Pair a basic Debug Chat run with a deterministic plugin tool call, for example qa_plugin_echo, then correlate the browser response with backend logs. A healthy run shows the tool call started and completed, and does not emit runner.timeout, Action ... timed out, All models failed, Traceback, or unexpected ERROR lines for the same request.

Minimum Regression Gate

Run these cases before saying the pluginized local-agent behavior is healthy:

  • local-agent-basic-debug-chat: basic streaming model invocation.
  • local-agent-effective-prompt-debug-chat: host effective prompt after PromptPreProcessing reaches the runner.
  • local-agent-rag-debug-chat: LangRAG retrieval reaches the runner and affects the answer.
  • mcp-stdio-tool-call: MCP tool discovery and local-agent tool loop.
  • local-agent-plugin-tool-call-debug-chat: plugin tool discovery and local-agent tool loop.
  • local-agent-multimodal-debug-chat: uploaded image reaches ctx.input.contents.
  • local-agent-rag-multimodal-debug-chat: RAG retrieval still works when the same user message carries an image.
  • local-agent-nonstreaming-debug-chat: runner works when the host adapter cannot or should not stream.

Pass Criteria

  • The UI shows the user message and a bot response.
  • Console has no unexpected React/runtime errors.
  • Backend logs show the debug-chat request completed rather than timing out in plugin/runtime calls.
  • When testing RAG or tools, the answer contains the expected sentinel or tool result, not a generic explanation.
  • Provider errors such as model_not_found or no available channel are environment/model availability failures.

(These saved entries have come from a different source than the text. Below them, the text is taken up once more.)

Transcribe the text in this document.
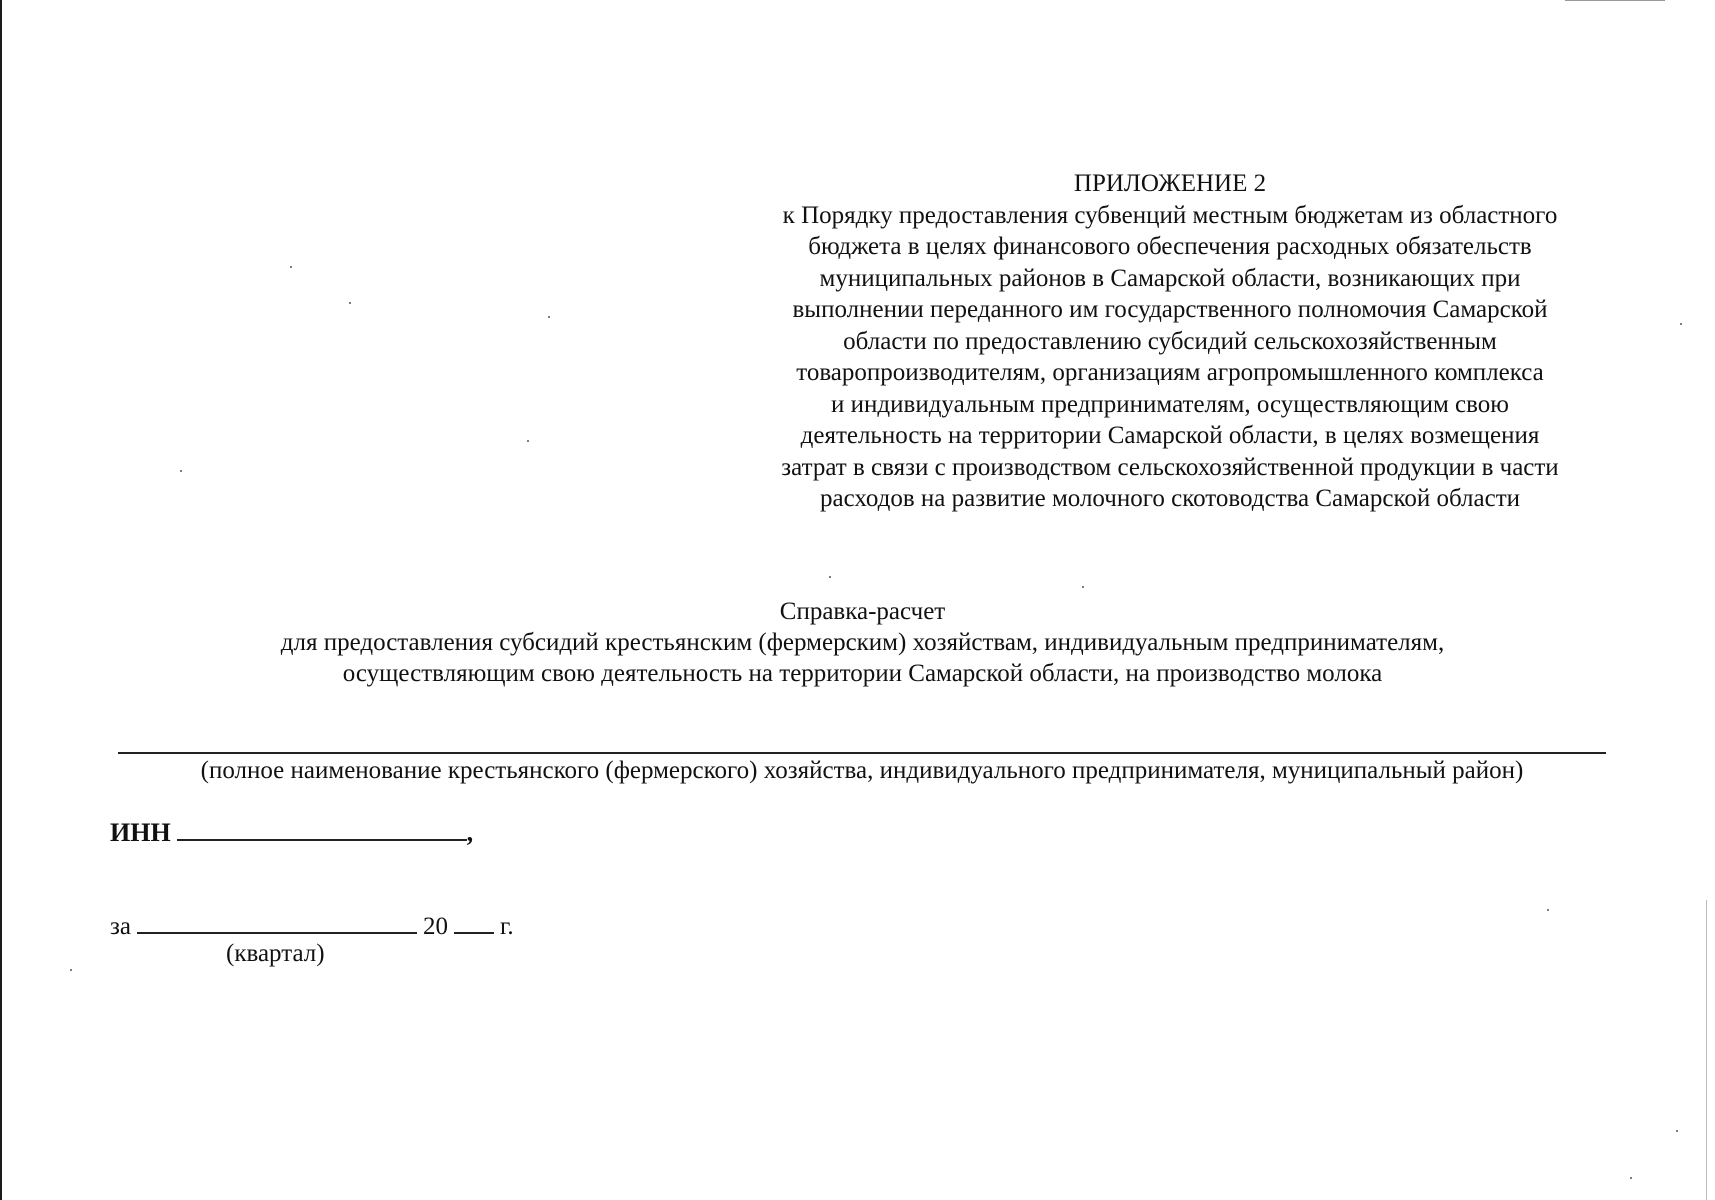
ПРИЛОЖЕНИЕ 2
к Порядку предоставления субвенций местным бюджетам из областного
бюджета в целях финансового обеспечения расходных обязательств
муниципальных районов в Самарской области, возникающих при
выполнении переданного им государственного полномочия Самарской
области по предоставлению субсидий сельскохозяйственным
товаропроизводителям, организациям агропромышленного комплекса
и индивидуальным предпринимателям, осуществляющим свою
деятельность на территории Самарской области, в целях возмещения
затрат в связи с производством сельскохозяйственной продукции в части
расходов на развитие молочного скотоводства Самарской области
Справка-расчет
для предоставления субсидий крестьянским (фермерским) хозяйствам, индивидуальным предпринимателям,
осуществляющим свою деятельность на территории Самарской области, на производство молока
(полное наименование крестьянского (фермерского) хозяйства, индивидуального предпринимателя, муниципальный район)
ИНН	,
за	20 г.
(квартал)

They do not prove MCP, RAG, or local-agent runner failure unless the same model works outside the tested runner path.
  • A model that works for basic streaming may still fail for tool-call, multimodal, or non-streaming request shapes. Treat runner.llm_error and runner.tool_loop_error with model_not_found, invalid api key, or upstream saturation as environment/model-route failures until retested with a known-good model for that exact shape.

Diagnostic API

API checks are diagnostic only:

  • GET /api/v1/pipelines/{uuid} confirms saved runner config.
  • GET /api/v1/tools confirms available MCP/plugin tools.
  • GET /api/v1/knowledge/bases confirms available knowledge bases.